The daily, weekend and holiday bus service from 4:30AM to 10PM with the exception of a few routes that are limited to certain hours and the express routes.
There are two routes which are very reliable, M-I & M-II, commonly called Metrobus (metroboos). MetroBus M1 transit between Old San Juan to Santurce downtown, Hato Rey Golden Mile banking zone and Rio Piedras downtown where a nice open walking street mall and great bargains could be found, the Paseo De Diego. The Metrobus II transit from Santurce to Bayamon city, passing Hato Rey, including Plaza Las Americas Mall and to Guaynabo City. Many interesting places could be found on the routes, like the remains of the first European settlement on the island and the oldest under USA government, the Caparra Ruins (Ruinas de Caparra Museum).
As a tourist staying in the Isla Verde hotel district, be aware there is a bus line going to and from Old San Juan. It costs only 75 cents, but takes 45 minutes to an hour and the right bus comes by irregularly. The bus till only takes quarters and no bills, so plan ahead. So the trade-off is between low cost versus your time and convenience. In the rainy months, standing at the bus stop can be uncomfortable.

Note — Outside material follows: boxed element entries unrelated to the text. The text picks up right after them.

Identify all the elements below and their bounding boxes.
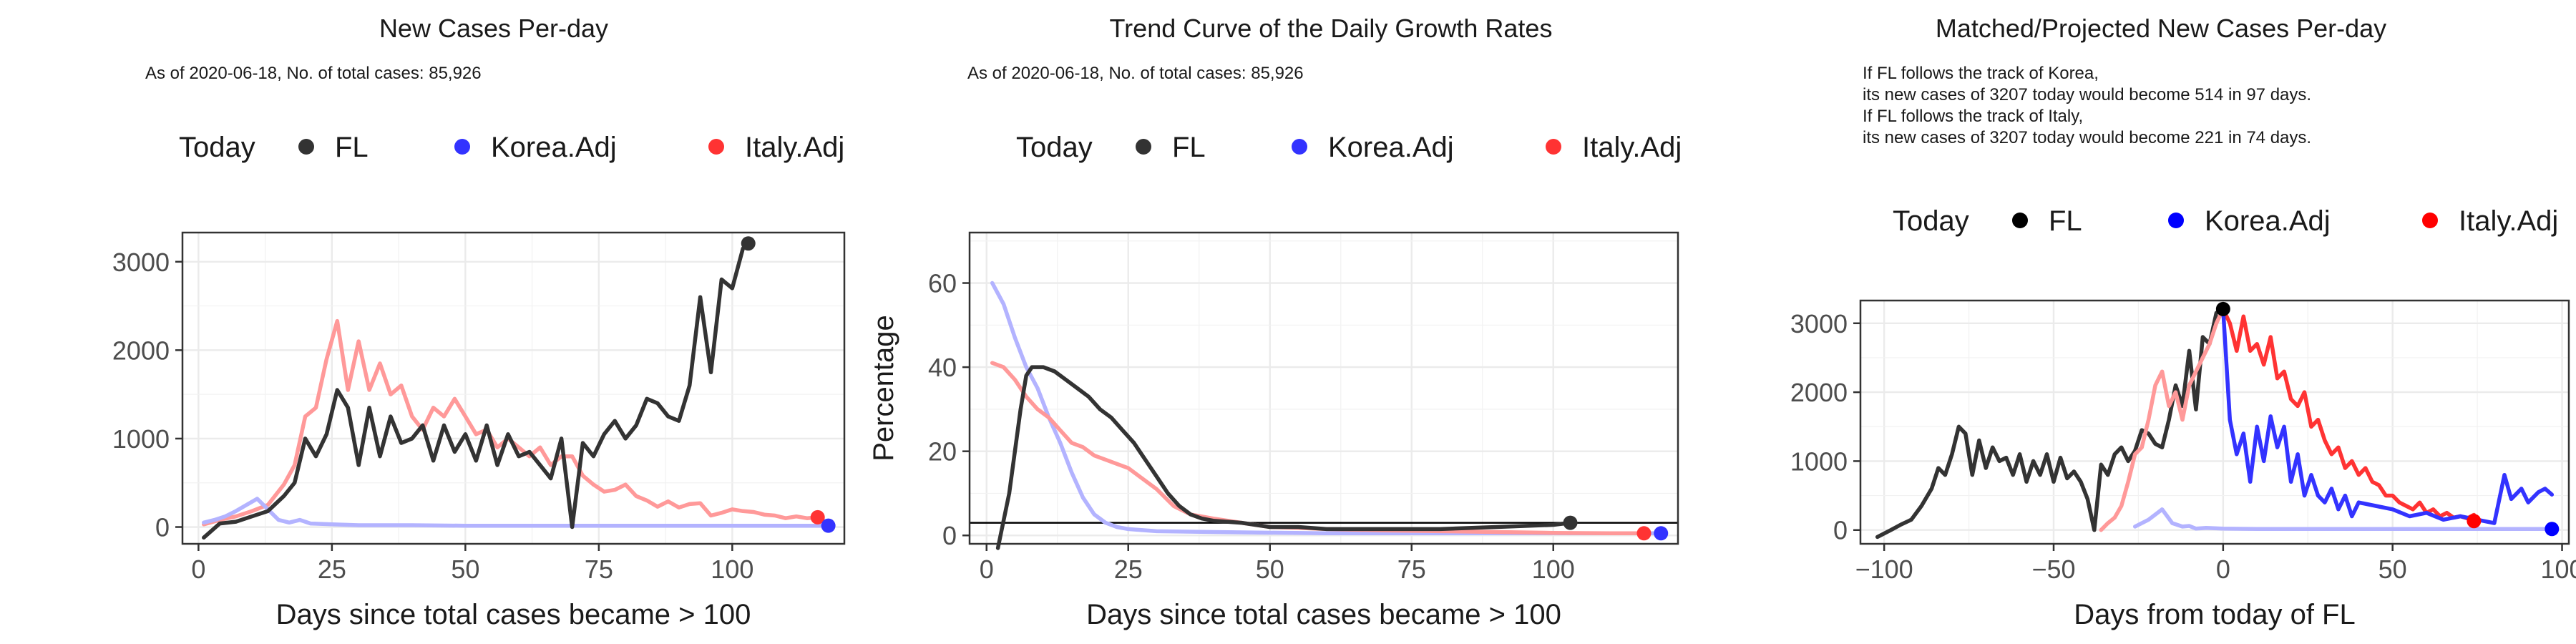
today-point-korea-adj [2545, 522, 2560, 537]
series-line-italy-adj [202, 318, 820, 527]
y-tick-label: 0 [1833, 516, 1848, 545]
legend-label: FL [1172, 132, 1206, 163]
legend-title: Today [1893, 205, 1969, 237]
x-tick-label: 75 [1397, 555, 1426, 584]
y-tick-label: 3000 [1790, 309, 1848, 338]
legend-key [708, 139, 724, 155]
y-tick-label: 1000 [1790, 447, 1848, 476]
y-tick-label: 1000 [112, 424, 170, 454]
x-tick-label: 50 [2379, 555, 2407, 584]
x-tick-label: 25 [318, 555, 346, 584]
series-line-korea-adj-matched- [2132, 507, 2551, 532]
legend-label: Korea.Adj [491, 132, 617, 163]
y-tick-label: 0 [942, 521, 957, 550]
x-tick-label: 50 [451, 555, 479, 584]
legend-label: Korea.Adj [2205, 205, 2331, 237]
chart-subtitle-line: As of 2020-06-18, No. of total cases: 85… [145, 64, 482, 83]
today-point-fl [1563, 515, 1578, 530]
x-tick-label: 100 [2540, 555, 2576, 584]
y-tick-label: 3000 [112, 248, 170, 277]
legend: Today FL Korea.Adj Italy.Adj [1893, 205, 2558, 237]
series-line-korea-adj [990, 280, 1658, 536]
chart-title: Trend Curve of the Daily Growth Rates [1110, 14, 1553, 43]
legend-key [2012, 213, 2028, 228]
x-tick-label: 100 [1532, 555, 1575, 584]
chart-title: Matched/Projected New Cases Per-day [1936, 14, 2386, 43]
today-point-korea-adj [1654, 526, 1669, 541]
today-point-italy-adj [2467, 514, 2482, 529]
legend-label: Italy.Adj [2459, 205, 2558, 237]
x-tick-label: 75 [585, 555, 613, 584]
legend-label: Italy.Adj [745, 132, 844, 163]
y-tick-label: 2000 [1790, 378, 1848, 407]
series-group [1875, 301, 2560, 540]
x-tick-label: −50 [2031, 555, 2075, 584]
legend-label: FL [2049, 205, 2082, 237]
x-tick-label: 100 [711, 555, 753, 584]
series-group [202, 236, 836, 540]
panel-border [1859, 299, 2570, 545]
series-group [990, 280, 1669, 550]
legend-key [1136, 139, 1151, 155]
x-tick-label: 0 [191, 555, 205, 584]
legend-key [454, 139, 470, 155]
today-point-fl [2215, 301, 2230, 316]
legend-title: Today [1016, 132, 1093, 163]
legend-title: Today [179, 132, 255, 163]
panel-border [181, 231, 846, 545]
legend: Today FL Korea.Adj Italy.Adj [1016, 132, 1682, 163]
legend-key [2422, 213, 2438, 228]
legend-label: Italy.Adj [1582, 132, 1682, 163]
x-tick-label: 0 [2216, 555, 2230, 584]
legend-label: FL [335, 132, 369, 163]
y-axis-label: Percentage [868, 315, 899, 462]
chart-subtitle-line: If FL follows the track of Korea, [1863, 64, 2099, 83]
y-tick-label: 20 [928, 437, 957, 467]
today-point-italy-adj [1636, 526, 1652, 541]
y-tick-label: 0 [155, 513, 170, 542]
x-tick-label: 0 [980, 555, 994, 584]
legend-key [1546, 139, 1561, 155]
panel-2: Trend Curve of the Daily Growth Rates As … [868, 14, 1682, 630]
series-line-fl [995, 365, 1573, 550]
series-line-italy-adj-projected- [2221, 307, 2477, 521]
x-tick-label: 25 [1114, 555, 1143, 584]
today-point-korea-adj [821, 518, 836, 533]
series-line-fl [202, 241, 751, 540]
grid [1860, 301, 2569, 544]
x-axis-label: Days since total cases became > 100 [276, 599, 751, 630]
x-axis-label: Days since total cases became > 100 [1086, 599, 1561, 630]
x-tick-label: 50 [1256, 555, 1284, 584]
today-point-italy-adj [810, 509, 825, 525]
chart-subtitle-line: its new cases of 3207 today would become… [1863, 128, 2311, 147]
y-tick-label: 2000 [112, 336, 170, 365]
chart-title: New Cases Per-day [379, 14, 608, 43]
legend-key [2168, 213, 2184, 228]
today-point-fl [741, 236, 756, 251]
legend-key [298, 139, 314, 155]
series-line-fl [1875, 307, 2225, 540]
chart-subtitle-line: its new cases of 3207 today would become… [1863, 85, 2311, 104]
series-line-korea-adj [202, 497, 831, 528]
panel-3: Matched/Projected New Cases Per-day If FL… [1790, 14, 2576, 630]
panel-border [968, 231, 1679, 545]
series-line-korea-adj-projected- [2221, 307, 2555, 525]
y-tick-label: 40 [928, 353, 957, 382]
x-axis-label: Days from today of FL [2074, 599, 2355, 630]
chart-subtitle-line: If FL follows the track of Italy, [1863, 107, 2083, 126]
chart-subtitle-line: As of 2020-06-18, No. of total cases: 85… [967, 64, 1304, 83]
y-tick-label: 60 [928, 269, 957, 298]
legend-label: Korea.Adj [1328, 132, 1454, 163]
series-line-italy-adj-matched- [2099, 307, 2225, 532]
x-tick-label: −100 [1855, 555, 1913, 584]
legend: Today FL Korea.Adj Italy.Adj [179, 132, 844, 163]
panel-1: New Cases Per-day As of 2020-06-18, No. o… [112, 14, 846, 630]
legend-key [1292, 139, 1307, 155]
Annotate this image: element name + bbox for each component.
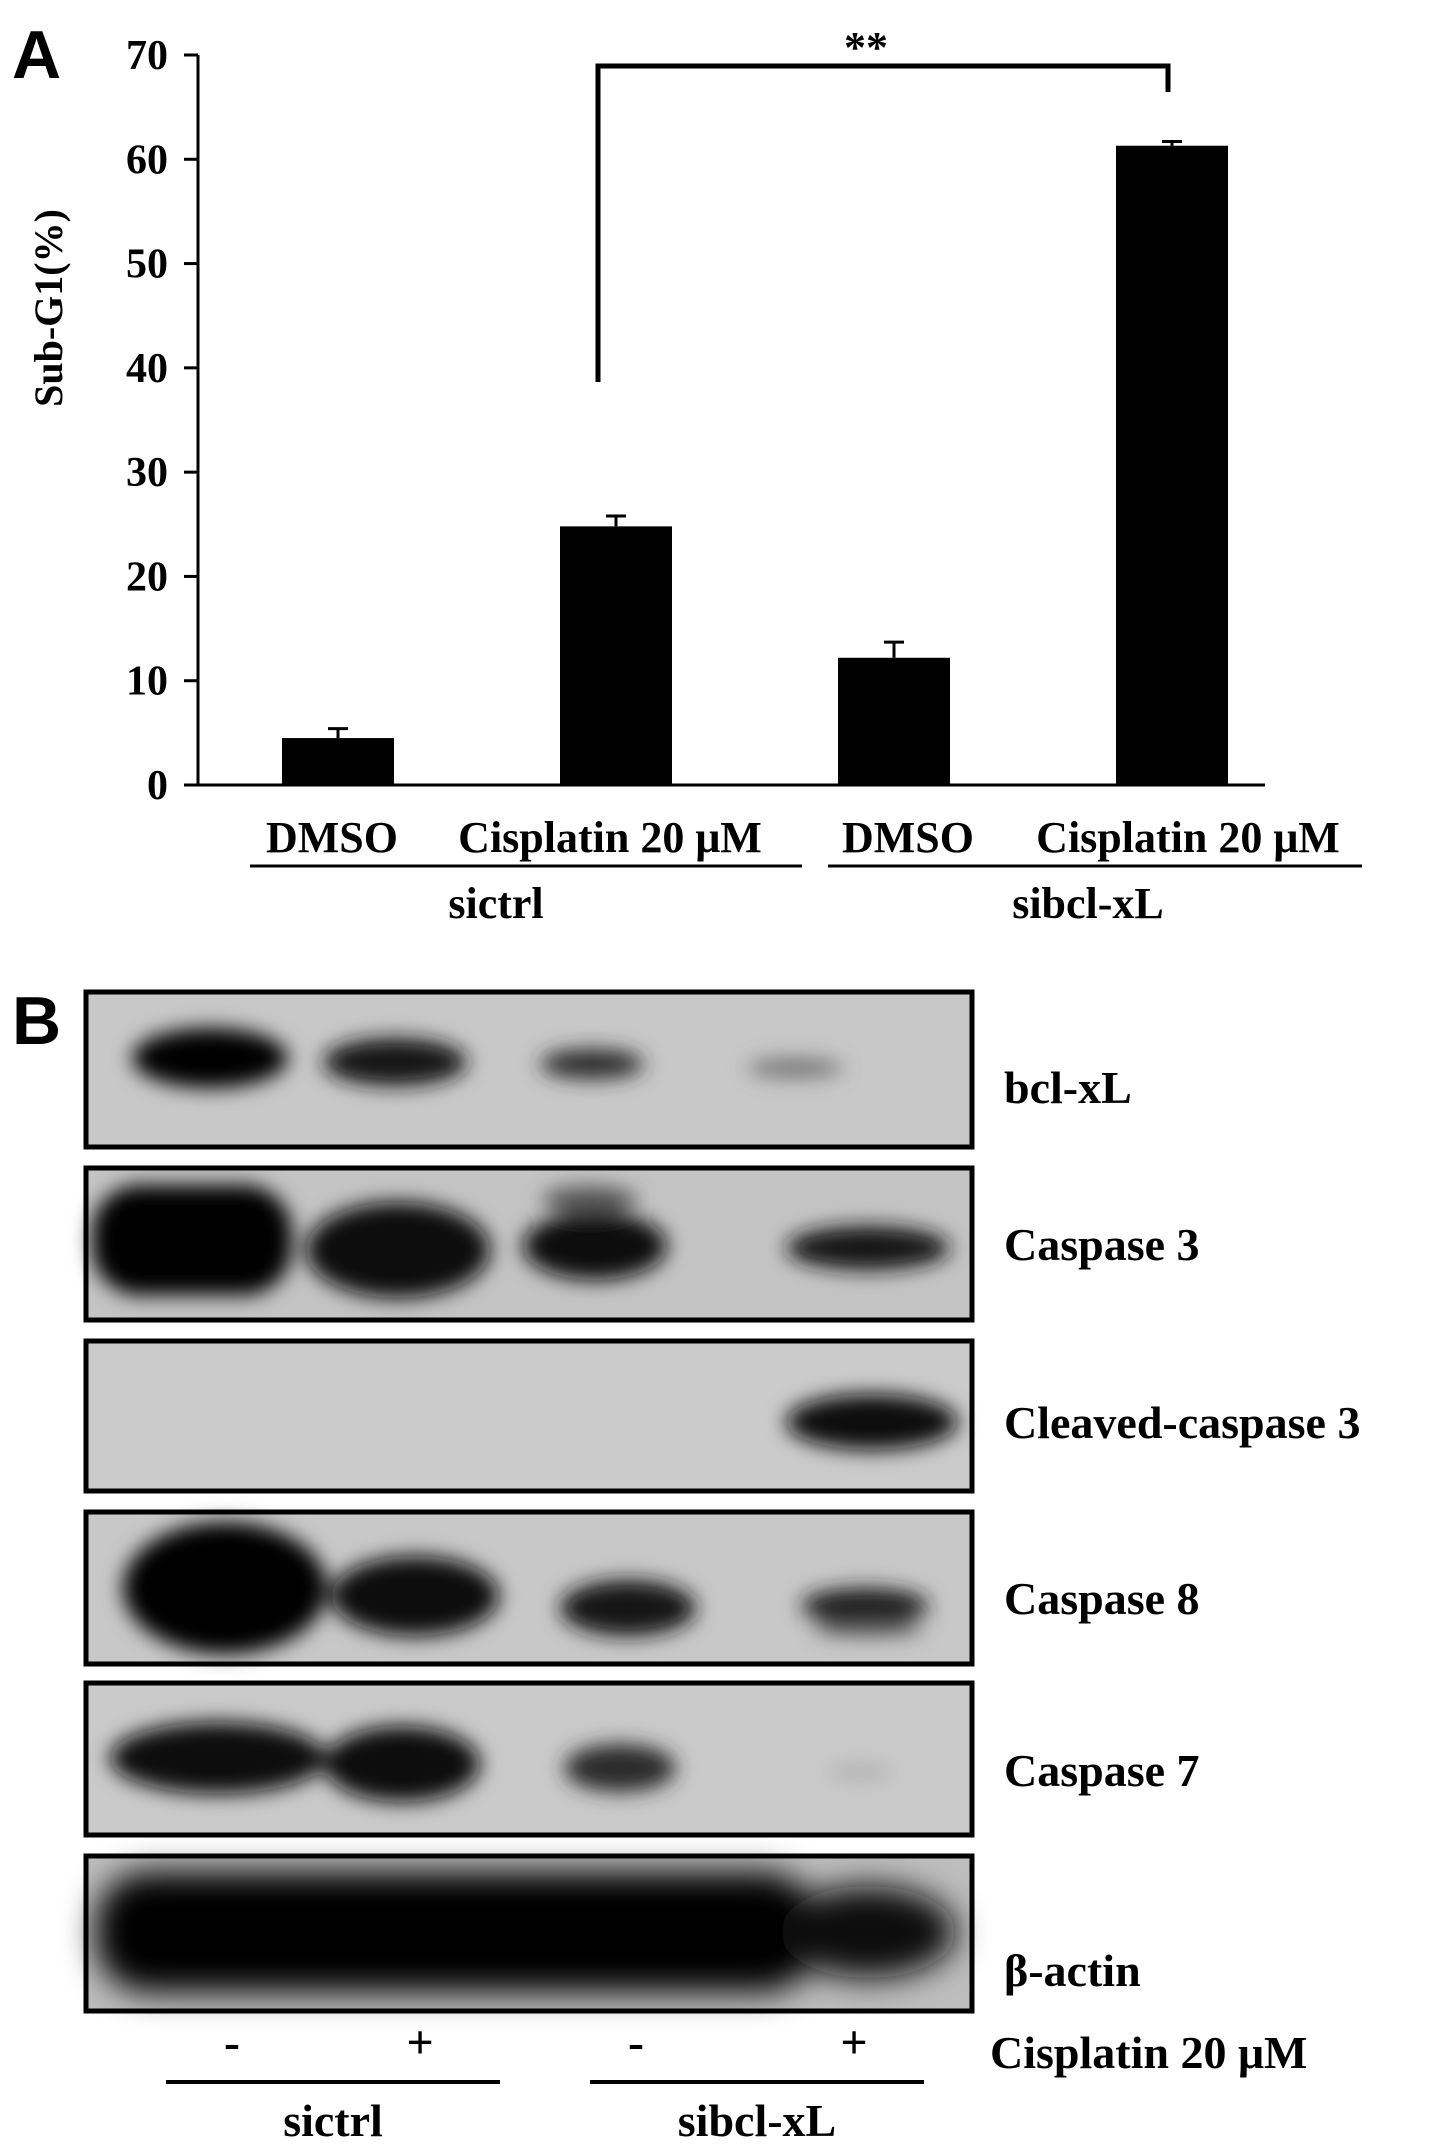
y-axis-ticks: 0 10 20 30 40 50 60 70 (126, 33, 198, 809)
lane-group-label-sibclxl: sibcl-xL (678, 2095, 836, 2146)
blot-label-cleaved-caspase-3: Cleaved-caspase 3 (1004, 1397, 1360, 1448)
y-tick-label-30: 30 (126, 450, 168, 496)
bar-chart: Sub-G1(%) 0 10 20 30 40 50 60 70 ** DMSO Cispla… (26, 23, 1362, 928)
group-label-sibclxl: sibcl-xL (1012, 879, 1164, 928)
lane-sign-2: + (406, 2016, 433, 2069)
blot-label-beta-actin: β-actin (1004, 1945, 1141, 1996)
blot-bcl-xl (83, 989, 975, 1150)
significance-bracket: ** (595, 23, 1171, 382)
blot-caspase-8 (83, 1509, 975, 1667)
y-tick-label-70: 70 (126, 33, 168, 79)
bar-1 (282, 738, 394, 785)
y-tick-label-10: 10 (126, 659, 168, 705)
blot-caspase-7 (83, 1680, 975, 1838)
significance-label: ** (844, 23, 888, 72)
panel-a-letter: A (12, 17, 61, 93)
x-tick-label-dmso-sictrl: DMSO (266, 813, 398, 862)
panel-b-letter: B (12, 983, 61, 1059)
bar-2 (560, 526, 672, 785)
error-bar-1 (328, 727, 348, 739)
blot-beta-actin (83, 1853, 975, 2014)
lane-sign-3: - (628, 2016, 644, 2069)
error-bar-4 (1162, 140, 1182, 146)
blot-label-bcl-xl: bcl-xL (1004, 1062, 1132, 1113)
blot-label-caspase-3: Caspase 3 (1004, 1219, 1200, 1270)
blot-label-caspase-8: Caspase 8 (1004, 1573, 1200, 1624)
blot-caspase-3 (83, 1165, 975, 1323)
x-tick-label-cisplatin-sibclxl: Cisplatin 20 μM (1036, 813, 1340, 862)
y-tick-label-40: 40 (126, 346, 168, 392)
y-tick-label-0: 0 (147, 763, 168, 809)
bar-4 (1116, 145, 1228, 785)
x-tick-label-cisplatin-sictrl: Cisplatin 20 μM (458, 813, 762, 862)
blot-cleaved-caspase-3 (83, 1338, 975, 1494)
lane-sign-1: - (224, 2016, 240, 2069)
lane-group-label-sictrl: sictrl (283, 2095, 383, 2146)
treatment-label: Cisplatin 20 μM (990, 2027, 1307, 2078)
x-tick-label-dmso-sibclxl: DMSO (842, 813, 974, 862)
bar-3 (838, 657, 950, 785)
y-tick-label-20: 20 (126, 554, 168, 600)
y-tick-label-60: 60 (126, 137, 168, 183)
lane-sign-4: + (840, 2016, 867, 2069)
y-axis-label: Sub-G1(%) (26, 209, 71, 407)
blot-label-caspase-7: Caspase 7 (1004, 1745, 1200, 1796)
error-bar-2 (606, 514, 626, 527)
bars (282, 140, 1228, 785)
y-tick-label-50: 50 (126, 242, 168, 288)
group-label-sictrl: sictrl (448, 879, 543, 928)
error-bar-3 (884, 640, 904, 658)
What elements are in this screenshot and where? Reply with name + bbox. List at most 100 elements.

Cape Air flies between San Juan (both (SJU IATA) and Isla Grande (SIG IATA) airports) and Culebra (CPX IATA), Mayaguez and Vieques. Vieques Air Link flies between San Juan, Culebra and Vieques, with onward connections from it’s Vieques hub to other Caribbean islands. Vieques Air Link also flies from Culebra to Vieques and from Ceiba to Vieques. Air Culebra also flies from San Juan to Culebra and Vieques as does Air Flamenco. Air Culebra also flies from Ceiba to Culebra. MN Aviation provides charter flights between San Juan, Culebra and Vieques and from Ceiba to Culebra and Vieques. Tickets from San Juan-SJU to Vieques on Vieques Air Link cost around $250 return (2015), and the flight takes about 30 minutes.